15. System according to claim 13, wherein the shell and the light source are furnished with a connection enabling removable fixing of the light source to said shell.

16. System according to claim 15, wherein the connection means to the shell forms at least a first positioning area of the light source on said shell.

17. System according to claim 16, wherein the connection to the shell further forms a second positioning area of the light source to the shell.

18. System according to claim 15, wherein the connection comprises adhesive tape type.

19. System according to claim 15, wherein the connection comprises a self-gripping type using loops and hooks.

20. System according to claim 15, wherein the connection comprises magnets.
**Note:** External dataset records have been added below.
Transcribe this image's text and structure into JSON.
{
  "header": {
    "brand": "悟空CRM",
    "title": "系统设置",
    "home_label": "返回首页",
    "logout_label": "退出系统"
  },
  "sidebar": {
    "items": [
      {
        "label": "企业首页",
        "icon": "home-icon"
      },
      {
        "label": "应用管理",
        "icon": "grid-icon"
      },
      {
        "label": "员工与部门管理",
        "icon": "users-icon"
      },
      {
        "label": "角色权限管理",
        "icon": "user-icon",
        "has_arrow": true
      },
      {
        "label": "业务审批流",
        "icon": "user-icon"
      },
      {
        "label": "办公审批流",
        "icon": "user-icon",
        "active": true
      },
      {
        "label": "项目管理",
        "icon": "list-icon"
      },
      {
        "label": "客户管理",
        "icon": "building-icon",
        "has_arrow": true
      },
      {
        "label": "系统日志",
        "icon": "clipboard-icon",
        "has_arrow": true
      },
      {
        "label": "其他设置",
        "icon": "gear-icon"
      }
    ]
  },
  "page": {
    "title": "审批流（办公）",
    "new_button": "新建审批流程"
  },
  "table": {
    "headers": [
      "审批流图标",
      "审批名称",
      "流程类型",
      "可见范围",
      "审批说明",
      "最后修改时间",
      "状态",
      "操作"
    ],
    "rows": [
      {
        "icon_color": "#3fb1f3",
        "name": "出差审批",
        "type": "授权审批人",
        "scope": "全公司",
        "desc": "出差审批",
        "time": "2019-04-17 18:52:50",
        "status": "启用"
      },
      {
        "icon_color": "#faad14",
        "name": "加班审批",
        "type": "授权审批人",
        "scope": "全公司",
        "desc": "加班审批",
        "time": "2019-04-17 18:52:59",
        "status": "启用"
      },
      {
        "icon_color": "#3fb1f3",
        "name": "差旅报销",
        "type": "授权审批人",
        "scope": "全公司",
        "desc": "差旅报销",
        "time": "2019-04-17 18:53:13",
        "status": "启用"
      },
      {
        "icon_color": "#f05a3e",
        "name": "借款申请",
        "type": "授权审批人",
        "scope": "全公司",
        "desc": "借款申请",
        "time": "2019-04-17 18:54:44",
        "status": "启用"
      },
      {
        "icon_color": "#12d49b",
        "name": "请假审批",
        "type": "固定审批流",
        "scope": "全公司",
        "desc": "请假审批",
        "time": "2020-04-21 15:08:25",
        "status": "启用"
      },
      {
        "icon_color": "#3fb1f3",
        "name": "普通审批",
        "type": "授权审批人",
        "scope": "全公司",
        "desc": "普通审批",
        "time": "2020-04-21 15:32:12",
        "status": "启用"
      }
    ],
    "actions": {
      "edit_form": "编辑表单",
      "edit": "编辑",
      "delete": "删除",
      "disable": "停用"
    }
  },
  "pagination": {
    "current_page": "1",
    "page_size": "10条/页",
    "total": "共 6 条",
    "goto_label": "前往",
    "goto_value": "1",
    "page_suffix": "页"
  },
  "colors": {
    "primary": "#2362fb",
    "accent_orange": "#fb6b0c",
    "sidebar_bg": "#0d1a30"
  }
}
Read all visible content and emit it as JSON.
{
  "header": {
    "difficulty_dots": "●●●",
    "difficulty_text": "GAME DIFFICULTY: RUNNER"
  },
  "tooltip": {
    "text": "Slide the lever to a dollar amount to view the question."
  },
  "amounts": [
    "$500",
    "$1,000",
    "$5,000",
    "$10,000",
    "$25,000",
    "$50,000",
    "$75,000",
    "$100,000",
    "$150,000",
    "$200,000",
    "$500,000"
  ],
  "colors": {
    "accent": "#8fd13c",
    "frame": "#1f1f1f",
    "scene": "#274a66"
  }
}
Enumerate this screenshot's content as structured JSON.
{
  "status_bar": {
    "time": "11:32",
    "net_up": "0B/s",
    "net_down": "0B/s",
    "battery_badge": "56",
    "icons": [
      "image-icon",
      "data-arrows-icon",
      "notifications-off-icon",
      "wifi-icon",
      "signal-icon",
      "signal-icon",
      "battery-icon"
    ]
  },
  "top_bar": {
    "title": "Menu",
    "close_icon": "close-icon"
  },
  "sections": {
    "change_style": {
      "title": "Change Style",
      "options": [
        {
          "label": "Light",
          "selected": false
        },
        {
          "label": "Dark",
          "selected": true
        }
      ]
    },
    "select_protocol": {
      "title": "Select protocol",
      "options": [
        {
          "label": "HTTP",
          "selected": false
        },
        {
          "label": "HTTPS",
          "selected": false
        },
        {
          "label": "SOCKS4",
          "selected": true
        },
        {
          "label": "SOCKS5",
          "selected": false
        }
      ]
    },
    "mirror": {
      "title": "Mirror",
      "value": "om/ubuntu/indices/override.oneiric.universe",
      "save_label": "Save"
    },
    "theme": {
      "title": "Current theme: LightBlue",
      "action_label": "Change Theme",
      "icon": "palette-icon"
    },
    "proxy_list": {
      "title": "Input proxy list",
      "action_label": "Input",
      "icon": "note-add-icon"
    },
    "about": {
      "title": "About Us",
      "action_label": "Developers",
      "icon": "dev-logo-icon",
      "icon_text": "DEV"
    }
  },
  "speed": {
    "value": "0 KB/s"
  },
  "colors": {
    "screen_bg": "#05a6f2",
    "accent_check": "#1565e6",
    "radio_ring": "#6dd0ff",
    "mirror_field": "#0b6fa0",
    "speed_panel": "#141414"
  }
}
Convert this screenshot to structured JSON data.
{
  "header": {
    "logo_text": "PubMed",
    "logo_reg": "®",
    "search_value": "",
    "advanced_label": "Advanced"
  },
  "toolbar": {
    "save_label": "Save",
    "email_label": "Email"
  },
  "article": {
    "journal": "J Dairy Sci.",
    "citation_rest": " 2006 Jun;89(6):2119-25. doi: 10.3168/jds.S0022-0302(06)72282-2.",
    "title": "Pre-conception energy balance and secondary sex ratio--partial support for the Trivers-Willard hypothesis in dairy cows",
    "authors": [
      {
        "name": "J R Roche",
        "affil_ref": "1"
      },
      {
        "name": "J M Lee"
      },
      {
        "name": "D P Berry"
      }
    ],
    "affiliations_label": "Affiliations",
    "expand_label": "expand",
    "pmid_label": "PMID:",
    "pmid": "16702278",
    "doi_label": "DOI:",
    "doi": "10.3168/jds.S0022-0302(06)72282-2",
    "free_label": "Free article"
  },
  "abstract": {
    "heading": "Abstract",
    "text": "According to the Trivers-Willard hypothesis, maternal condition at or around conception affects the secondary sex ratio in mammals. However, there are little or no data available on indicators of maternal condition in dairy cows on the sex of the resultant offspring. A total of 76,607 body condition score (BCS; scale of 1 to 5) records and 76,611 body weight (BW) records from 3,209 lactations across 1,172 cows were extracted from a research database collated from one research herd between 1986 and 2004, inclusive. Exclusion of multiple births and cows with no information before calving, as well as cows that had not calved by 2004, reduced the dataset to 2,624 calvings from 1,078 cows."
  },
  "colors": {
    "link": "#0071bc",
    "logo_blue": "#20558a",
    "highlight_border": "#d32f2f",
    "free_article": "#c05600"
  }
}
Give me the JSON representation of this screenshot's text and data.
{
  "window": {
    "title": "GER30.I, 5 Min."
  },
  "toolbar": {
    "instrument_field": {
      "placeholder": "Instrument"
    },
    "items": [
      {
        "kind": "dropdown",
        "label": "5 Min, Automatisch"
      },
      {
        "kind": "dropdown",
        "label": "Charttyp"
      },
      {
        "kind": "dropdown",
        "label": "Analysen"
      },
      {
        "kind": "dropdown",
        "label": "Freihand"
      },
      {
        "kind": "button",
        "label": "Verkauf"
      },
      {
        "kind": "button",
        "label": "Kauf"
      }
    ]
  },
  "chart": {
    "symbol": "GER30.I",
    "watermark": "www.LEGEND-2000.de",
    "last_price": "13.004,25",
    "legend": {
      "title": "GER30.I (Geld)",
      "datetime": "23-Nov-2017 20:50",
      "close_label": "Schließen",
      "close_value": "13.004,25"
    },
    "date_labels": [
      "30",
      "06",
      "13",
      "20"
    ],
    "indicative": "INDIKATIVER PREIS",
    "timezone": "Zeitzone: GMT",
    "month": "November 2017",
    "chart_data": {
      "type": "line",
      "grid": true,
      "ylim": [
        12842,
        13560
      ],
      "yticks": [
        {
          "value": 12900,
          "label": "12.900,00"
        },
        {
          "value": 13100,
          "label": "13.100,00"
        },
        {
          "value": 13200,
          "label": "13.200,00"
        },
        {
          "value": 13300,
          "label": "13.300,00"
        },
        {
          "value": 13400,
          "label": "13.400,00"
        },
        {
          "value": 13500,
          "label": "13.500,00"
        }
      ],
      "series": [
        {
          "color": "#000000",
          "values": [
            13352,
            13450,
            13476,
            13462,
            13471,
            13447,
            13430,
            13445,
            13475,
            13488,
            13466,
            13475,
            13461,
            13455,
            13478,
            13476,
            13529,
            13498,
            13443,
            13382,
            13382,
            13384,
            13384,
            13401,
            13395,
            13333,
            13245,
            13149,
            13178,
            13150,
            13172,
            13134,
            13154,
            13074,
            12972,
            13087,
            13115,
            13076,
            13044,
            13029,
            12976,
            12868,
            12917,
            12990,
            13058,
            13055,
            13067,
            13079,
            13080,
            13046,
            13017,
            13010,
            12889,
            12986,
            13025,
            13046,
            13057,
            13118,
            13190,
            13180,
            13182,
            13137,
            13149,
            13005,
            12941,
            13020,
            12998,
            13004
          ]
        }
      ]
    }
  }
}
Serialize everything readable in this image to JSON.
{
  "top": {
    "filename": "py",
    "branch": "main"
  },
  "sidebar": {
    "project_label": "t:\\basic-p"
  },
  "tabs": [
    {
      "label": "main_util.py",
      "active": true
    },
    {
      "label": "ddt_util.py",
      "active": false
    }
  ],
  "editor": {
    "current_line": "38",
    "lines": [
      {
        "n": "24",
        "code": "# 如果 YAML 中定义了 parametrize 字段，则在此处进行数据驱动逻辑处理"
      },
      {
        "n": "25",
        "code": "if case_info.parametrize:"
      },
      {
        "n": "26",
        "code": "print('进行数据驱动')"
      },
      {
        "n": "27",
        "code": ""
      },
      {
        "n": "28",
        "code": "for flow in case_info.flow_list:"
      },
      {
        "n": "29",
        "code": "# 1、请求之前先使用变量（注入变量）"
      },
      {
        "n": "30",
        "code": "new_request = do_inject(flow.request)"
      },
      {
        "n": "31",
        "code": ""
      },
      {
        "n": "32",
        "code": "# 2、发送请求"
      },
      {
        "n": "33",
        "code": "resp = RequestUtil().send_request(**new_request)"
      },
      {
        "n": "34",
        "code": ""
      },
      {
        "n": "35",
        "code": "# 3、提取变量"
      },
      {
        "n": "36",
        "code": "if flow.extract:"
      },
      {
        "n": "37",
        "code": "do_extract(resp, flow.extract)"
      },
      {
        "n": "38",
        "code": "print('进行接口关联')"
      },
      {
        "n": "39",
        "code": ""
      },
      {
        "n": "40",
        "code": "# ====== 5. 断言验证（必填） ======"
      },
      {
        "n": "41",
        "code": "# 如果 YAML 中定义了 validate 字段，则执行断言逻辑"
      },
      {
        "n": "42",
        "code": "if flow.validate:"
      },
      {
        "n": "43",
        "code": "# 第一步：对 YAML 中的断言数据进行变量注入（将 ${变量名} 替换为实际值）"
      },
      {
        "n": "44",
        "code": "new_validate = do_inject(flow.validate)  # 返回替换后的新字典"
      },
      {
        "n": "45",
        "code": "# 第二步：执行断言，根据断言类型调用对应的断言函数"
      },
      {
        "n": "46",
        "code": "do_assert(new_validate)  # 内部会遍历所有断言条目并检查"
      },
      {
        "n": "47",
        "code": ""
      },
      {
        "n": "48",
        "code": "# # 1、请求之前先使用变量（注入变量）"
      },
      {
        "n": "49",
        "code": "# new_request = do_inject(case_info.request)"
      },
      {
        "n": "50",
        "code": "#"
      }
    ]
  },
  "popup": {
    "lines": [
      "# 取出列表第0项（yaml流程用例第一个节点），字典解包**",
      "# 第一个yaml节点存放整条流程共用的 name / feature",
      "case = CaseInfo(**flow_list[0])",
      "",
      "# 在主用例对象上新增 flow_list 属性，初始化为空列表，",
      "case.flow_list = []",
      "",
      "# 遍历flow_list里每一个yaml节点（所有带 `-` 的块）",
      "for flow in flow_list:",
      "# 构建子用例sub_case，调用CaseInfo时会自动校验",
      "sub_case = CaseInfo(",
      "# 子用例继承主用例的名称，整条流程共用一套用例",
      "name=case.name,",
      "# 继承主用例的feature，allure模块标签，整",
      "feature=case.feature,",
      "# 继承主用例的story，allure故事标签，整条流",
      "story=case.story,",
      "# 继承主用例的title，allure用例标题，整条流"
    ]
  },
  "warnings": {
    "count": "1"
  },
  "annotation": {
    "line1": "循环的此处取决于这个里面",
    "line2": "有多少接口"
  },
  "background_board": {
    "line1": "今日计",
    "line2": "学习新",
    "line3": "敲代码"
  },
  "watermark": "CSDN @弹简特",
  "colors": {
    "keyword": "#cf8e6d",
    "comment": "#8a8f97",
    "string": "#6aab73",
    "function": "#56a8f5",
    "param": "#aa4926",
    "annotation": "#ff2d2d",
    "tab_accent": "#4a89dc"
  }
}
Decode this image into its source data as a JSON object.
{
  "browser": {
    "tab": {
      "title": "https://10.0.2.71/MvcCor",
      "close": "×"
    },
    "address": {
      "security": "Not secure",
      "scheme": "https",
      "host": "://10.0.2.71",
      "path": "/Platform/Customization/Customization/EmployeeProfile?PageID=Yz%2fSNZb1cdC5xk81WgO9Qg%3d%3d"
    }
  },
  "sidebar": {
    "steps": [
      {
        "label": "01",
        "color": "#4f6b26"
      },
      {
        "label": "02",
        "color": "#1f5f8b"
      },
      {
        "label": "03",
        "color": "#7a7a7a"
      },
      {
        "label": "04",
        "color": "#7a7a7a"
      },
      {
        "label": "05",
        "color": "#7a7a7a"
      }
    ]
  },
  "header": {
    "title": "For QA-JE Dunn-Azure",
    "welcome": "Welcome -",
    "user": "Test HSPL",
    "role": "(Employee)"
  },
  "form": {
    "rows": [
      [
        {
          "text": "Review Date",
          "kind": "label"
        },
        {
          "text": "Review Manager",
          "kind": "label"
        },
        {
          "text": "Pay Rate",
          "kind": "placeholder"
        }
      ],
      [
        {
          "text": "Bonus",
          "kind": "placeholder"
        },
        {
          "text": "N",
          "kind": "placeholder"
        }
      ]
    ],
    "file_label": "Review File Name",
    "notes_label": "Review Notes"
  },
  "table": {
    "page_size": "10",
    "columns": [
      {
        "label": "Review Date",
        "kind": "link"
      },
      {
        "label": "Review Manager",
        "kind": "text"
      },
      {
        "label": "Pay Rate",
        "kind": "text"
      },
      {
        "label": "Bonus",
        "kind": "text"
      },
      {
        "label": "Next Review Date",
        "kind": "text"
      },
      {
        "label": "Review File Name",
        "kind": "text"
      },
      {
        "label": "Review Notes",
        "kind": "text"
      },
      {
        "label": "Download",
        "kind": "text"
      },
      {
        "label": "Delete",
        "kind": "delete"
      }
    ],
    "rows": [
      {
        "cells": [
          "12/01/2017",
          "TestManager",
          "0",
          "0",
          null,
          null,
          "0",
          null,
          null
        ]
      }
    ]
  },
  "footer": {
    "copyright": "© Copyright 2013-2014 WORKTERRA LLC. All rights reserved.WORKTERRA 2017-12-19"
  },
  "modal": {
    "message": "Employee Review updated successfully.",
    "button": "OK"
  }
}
21. System according to claim 20, wherein the light source is furnished with magnets of opposite polarity to those of the shell.

22. System according to claim 15, wherein the light source comprises means for orienting the light beam generated such that it is perpendicular to the main plane of the shell and thus parallel with the optical axis of the camera of the tactile tablet when the lighting system is assembled on said tablet.

23. System according to claim 22, wherein the orientation means comprise a reflective surface.

24. System according to claim 22, wherein the light source comprises an adjustable head.

25. System according to claim 22, wherein the power supply of the light source is provided by a cable connected to the audio jack connector.